Did Neil Armstrong say the moon was too far away! NO! He built himself a fucking rocketship is what he did!
I puked in the AC vent. thing are gonna get ugly come summertime.
and unfortunately for you, hallmark doesnt make a "sorry i was getting a blowie in the backseat of your car while you were driving, projectiled my jizz onto your hand, and caused you to crash" card
no. you're not making a beach trip out of my abortion.

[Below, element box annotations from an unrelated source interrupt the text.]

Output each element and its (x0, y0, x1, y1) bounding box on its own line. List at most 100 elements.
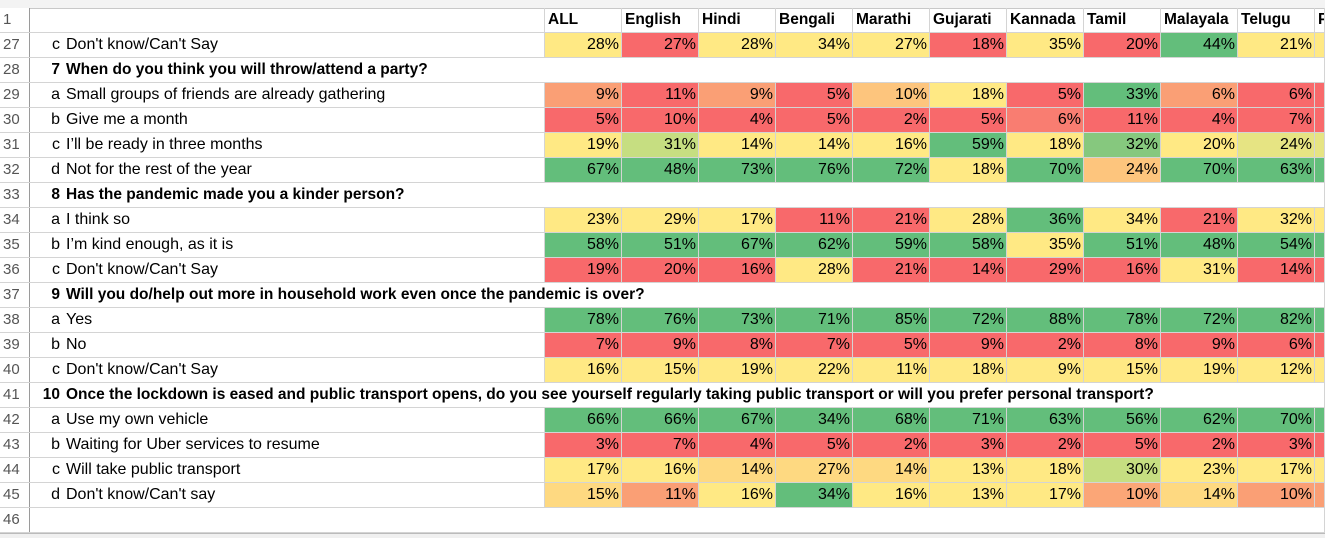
partial-cell[interactable] (1315, 433, 1325, 457)
empty-cell[interactable] (1161, 508, 1238, 532)
partial-cell[interactable] (1315, 383, 1325, 407)
value-cell[interactable]: 5% (776, 83, 853, 107)
column-header-malayala[interactable]: Malayala (1161, 8, 1238, 32)
value-cell[interactable]: 5% (776, 433, 853, 457)
row-number[interactable]: 30 (0, 108, 30, 132)
value-cell[interactable]: 36% (1007, 208, 1084, 232)
value-cell[interactable]: 58% (545, 233, 622, 257)
option-letter-cell[interactable] (30, 508, 63, 532)
value-cell[interactable]: 30% (1084, 458, 1161, 482)
value-cell[interactable]: 7% (1238, 108, 1315, 132)
value-cell[interactable]: 8% (1084, 333, 1161, 357)
row-number[interactable]: 1 (0, 8, 30, 32)
value-cell[interactable]: 34% (776, 408, 853, 432)
empty-cell[interactable] (699, 183, 776, 207)
column-header-english[interactable]: English (622, 8, 699, 32)
row-number[interactable]: 45 (0, 483, 30, 507)
option-letter-cell[interactable]: c (52, 361, 60, 378)
column-header-bengali[interactable]: Bengali (776, 8, 853, 32)
empty-cell[interactable] (1007, 508, 1084, 532)
empty-cell[interactable] (1007, 183, 1084, 207)
value-cell[interactable]: 11% (1084, 108, 1161, 132)
value-cell[interactable]: 3% (545, 433, 622, 457)
value-cell[interactable]: 9% (699, 83, 776, 107)
value-cell[interactable]: 32% (1084, 133, 1161, 157)
row-number[interactable]: 33 (0, 183, 30, 207)
value-cell[interactable]: 63% (1007, 408, 1084, 432)
partial-cell[interactable] (1315, 133, 1325, 157)
option-letter-cell[interactable]: a (51, 311, 60, 328)
value-cell[interactable]: 68% (853, 408, 930, 432)
value-cell[interactable]: 70% (1161, 158, 1238, 182)
value-cell[interactable]: 2% (853, 433, 930, 457)
option-letter-cell[interactable]: 10 (42, 386, 60, 403)
partial-cell[interactable] (1315, 83, 1325, 107)
value-cell[interactable]: 62% (776, 233, 853, 257)
row-number[interactable]: 34 (0, 208, 30, 232)
empty-cell[interactable] (1238, 383, 1315, 407)
value-cell[interactable]: 5% (545, 108, 622, 132)
question-text-cell[interactable]: Will you do/help out more in household w… (66, 286, 645, 303)
option-letter-cell[interactable]: b (51, 236, 60, 253)
answer-text-cell[interactable]: Yes (63, 308, 545, 332)
row-number[interactable]: 32 (0, 158, 30, 182)
row-number[interactable]: 39 (0, 333, 30, 357)
value-cell[interactable]: 54% (1238, 233, 1315, 257)
empty-cell[interactable] (853, 58, 930, 82)
value-cell[interactable]: 5% (1007, 83, 1084, 107)
empty-cell[interactable] (930, 508, 1007, 532)
value-cell[interactable]: 14% (699, 133, 776, 157)
answer-text-cell[interactable]: I’ll be ready in three months (63, 133, 545, 157)
column-header-kannada[interactable]: Kannada (1007, 8, 1084, 32)
value-cell[interactable]: 34% (776, 483, 853, 507)
column-header-hindi[interactable]: Hindi (699, 8, 776, 32)
answer-text-cell[interactable]: Will take public transport (63, 458, 545, 482)
row-number[interactable]: 37 (0, 283, 30, 307)
value-cell[interactable]: 82% (1238, 308, 1315, 332)
value-cell[interactable]: 17% (545, 458, 622, 482)
value-cell[interactable]: 10% (622, 108, 699, 132)
value-cell[interactable]: 18% (1007, 458, 1084, 482)
value-cell[interactable]: 72% (1161, 308, 1238, 332)
answer-text-cell[interactable]: I think so (63, 208, 545, 232)
value-cell[interactable]: 2% (1161, 433, 1238, 457)
option-letter-cell[interactable]: c (52, 36, 60, 53)
value-cell[interactable]: 66% (622, 408, 699, 432)
value-cell[interactable]: 17% (1238, 458, 1315, 482)
value-cell[interactable]: 72% (930, 308, 1007, 332)
value-cell[interactable]: 71% (930, 408, 1007, 432)
option-letter-cell[interactable]: c (52, 136, 60, 153)
empty-cell[interactable] (776, 58, 853, 82)
answer-text-cell[interactable] (63, 508, 545, 532)
value-cell[interactable]: 7% (545, 333, 622, 357)
partial-cell[interactable] (1315, 183, 1325, 207)
column-header-tamil[interactable]: Tamil (1084, 8, 1161, 32)
value-cell[interactable]: 31% (622, 133, 699, 157)
empty-cell[interactable] (776, 508, 853, 532)
value-cell[interactable]: 9% (545, 83, 622, 107)
value-cell[interactable]: 18% (1007, 133, 1084, 157)
value-cell[interactable]: 20% (1161, 133, 1238, 157)
value-cell[interactable]: 76% (776, 158, 853, 182)
row-number[interactable]: 36 (0, 258, 30, 282)
value-cell[interactable]: 44% (1161, 33, 1238, 57)
value-cell[interactable]: 16% (1084, 258, 1161, 282)
empty-cell[interactable] (545, 508, 622, 532)
row-number[interactable]: 46 (0, 508, 30, 532)
empty-cell[interactable] (776, 283, 853, 307)
empty-cell[interactable] (622, 58, 699, 82)
value-cell[interactable]: 67% (545, 158, 622, 182)
value-cell[interactable]: 67% (699, 408, 776, 432)
value-cell[interactable]: 9% (930, 333, 1007, 357)
empty-cell[interactable] (1161, 283, 1238, 307)
empty-cell[interactable] (1238, 183, 1315, 207)
value-cell[interactable]: 78% (545, 308, 622, 332)
value-cell[interactable]: 14% (699, 458, 776, 482)
value-cell[interactable]: 17% (699, 208, 776, 232)
row-number[interactable]: 27 (0, 33, 30, 57)
row-number[interactable]: 35 (0, 233, 30, 257)
value-cell[interactable]: 11% (622, 483, 699, 507)
value-cell[interactable]: 28% (699, 33, 776, 57)
value-cell[interactable]: 21% (853, 208, 930, 232)
value-cell[interactable]: 5% (776, 108, 853, 132)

I'm really starting to miss his dick. Like so much I'm actually tempted to try and work things out with him again.
You just kept saying "they don't make cigarettes for squirrels. Yet."
There are now half chewed girl scout cookies plastered to my windshield. Do you know anything about this?
Yeah dude. They were so drunk they actually drank the pool water. Which I'm pretty sure will kill them. My parents chlorine the shit out of that thing cuz they know how much sex my brothers have in it
His thanks his mom for not having an abortion at his wedding toast. I love frat weddings.
Last time i was there we saw the window of the pizza place we were at get busted, we were pulled out of a taxi to be questioned by the cops, and we peed outside a waffle house. I'm in.
Well, that now makes it the 4th girlfriend in a row to cheat on me. I don't even care anymore...I'll date a prostitute and not even worry.
I should have been on a postcard. I was sitting in the middle of the forest with a plate full of pot brownies and missing you.
Meanwhile she's getting her law degree and I'm dropping Cool Ranch Doritos down my bra because I'm laying down eating on the couch
If I show up to the mall alone looking like I do to purchase a vibrator and some Japanese food, I would judge me too.
What are your thoughts toward getting nasty in a minivan?